Re: [PATCH v14 000/138] Memory folios

From: Matthew Wilcox
Date: Thu Jul 15 2021 - 13:15:12 EST


On Thu, Jul 15, 2021 at 11:56:07AM -0400, Theodore Y. Ts'o wrote:
> On Thu, Jul 15, 2021 at 04:34:46AM +0100, Matthew Wilcox (Oracle) wrote:
> > Managing memory in 4KiB pages is a serious overhead. Many benchmarks
> > benefit from a larger "page size". As an example, an earlier iteration
> > of this idea which used compound pages (and wasn't particularly tuned)
> > got a 7% performance boost when compiling the kernel.
> >
> > Using compound pages or THPs exposes a weakness of our type system.
> > Functions are often unprepared for compound pages to be passed to them,
> > and may only act on PAGE_SIZE chunks. Even functions which are aware of
> > compound pages may expect a head page, and do the wrong thing if passed
> > a tail page.
> >
> > We also waste a lot of instructions ensuring that we're not looking at
> > a tail page. Almost every call to PageFoo() contains one or more hidden
> > calls to compound_head(). This also happens for get_page(), put_page()
> > and many more functions.
> >
> > This patch series uses a new type, the struct folio, to manage memory.
> > It converts enough of the page cache, iomap and XFS to use folios instead
> > of pages, and then adds support for multi-page folios. It passes xfstests
> > (running on XFS) with no regressions compared to v5.14-rc1.
>
> Hey Willy,
>
> I must confess I've lost the thread of the plot in terms of how you
> hope to get the Memory folio work merged upstream. There are some
> partial patch sets that just have the mm core, and then there were
> some larger patchsets include some in the past which as I recall,
> would touch ext4 (but which isn't in this set).
>
> I was wondering if you could perhaps post a roadmap for how this patch
> set might be broken up, and which subsections you were hoping to
> target for the upcoming merge window versus the following merge
> windows.

Hi Ted! Great questions. This particular incarnation of the
patch set is the one Linus asked for -- show the performance win
of using compound pages in the page cache. I think of this patchset
as having six parts:

1-32: core; introduce struct folio, get/put, flags
33-50: memcg
51-89: page cache, part 1
90-107: block + iomap
108-124: page cache, part 2
125-138: actually use compound pages in the page cache

I'm hoping to get the first three parts (patches 1-89) into the
next merge window. That gets us to the point where filesystems
can start to use folios themselves (ie it does the initial Amdahl
step and then everything else can happen in parallel)

> Also I assume that for file systems that aren't converted to use
> Folios, there won't be any performance regressions --- is that
> correct? Or is that something we need to watch for? Put another way,
> if we don't land all of the memory folio patches before the end of the
> calendar year, and we cut an LTS release with some file systems
> converted and some file systems not yet converted, are there any
> potential problems in that eventuality?
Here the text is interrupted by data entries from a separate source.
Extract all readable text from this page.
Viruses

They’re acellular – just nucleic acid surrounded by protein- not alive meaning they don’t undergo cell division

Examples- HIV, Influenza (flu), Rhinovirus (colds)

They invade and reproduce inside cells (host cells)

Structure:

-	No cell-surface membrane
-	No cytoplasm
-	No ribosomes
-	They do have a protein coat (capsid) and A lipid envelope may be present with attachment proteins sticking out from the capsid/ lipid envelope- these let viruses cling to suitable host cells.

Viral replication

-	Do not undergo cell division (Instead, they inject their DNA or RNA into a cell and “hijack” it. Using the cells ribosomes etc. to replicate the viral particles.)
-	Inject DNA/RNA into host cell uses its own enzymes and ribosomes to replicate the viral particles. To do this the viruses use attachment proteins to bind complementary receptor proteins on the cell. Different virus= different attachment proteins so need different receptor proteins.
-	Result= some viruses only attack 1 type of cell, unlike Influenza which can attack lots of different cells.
I suppose I can't guarantee that there will be no performance
regressions as a result (eg 5899593f51e6 was a regression that
was seen as a result of some of the prep work for folios), but
I do not anticipate any for unconverted filesystems. There might
be a tiny performance penalty for supporting arbitrary-order pages
instead of just orders 0 and 9, but I haven't seen anything to
suggest it's noticable. I would expect to see a tiny performance
win from removing all the compound_head() calls in the VFS core.

I have a proposal in to Plumbers filesystem track where I intend to
go over all the ways I'm going to want filesystems to change to take
advantage of folios. I think that will be a good venue to discuss how
to handle buffer_head based filesystems in a multi-page folio world.

I wouldn't expect anything to have to change before the end of the year.
I only have four patches in my extended tree which touch ext4, and
they're all in the context of making treewide changes to all
filesystems:
- Converting ->set_page_dirty to ->dirty_folio,
- Converting ->invalidatepage to ->invalidate_folio,
- Converting ->readpage to ->read_folio,
- Changing readahead_page() to readahead_folio()

None of those patches are in great shape at this point, and I wouldn't ask
anyone to review them. I am anticipating that some filesystems will never
be converted to multi-page folios (although all filesystems should be
converted to single-page folios so we can remove the folio compat code).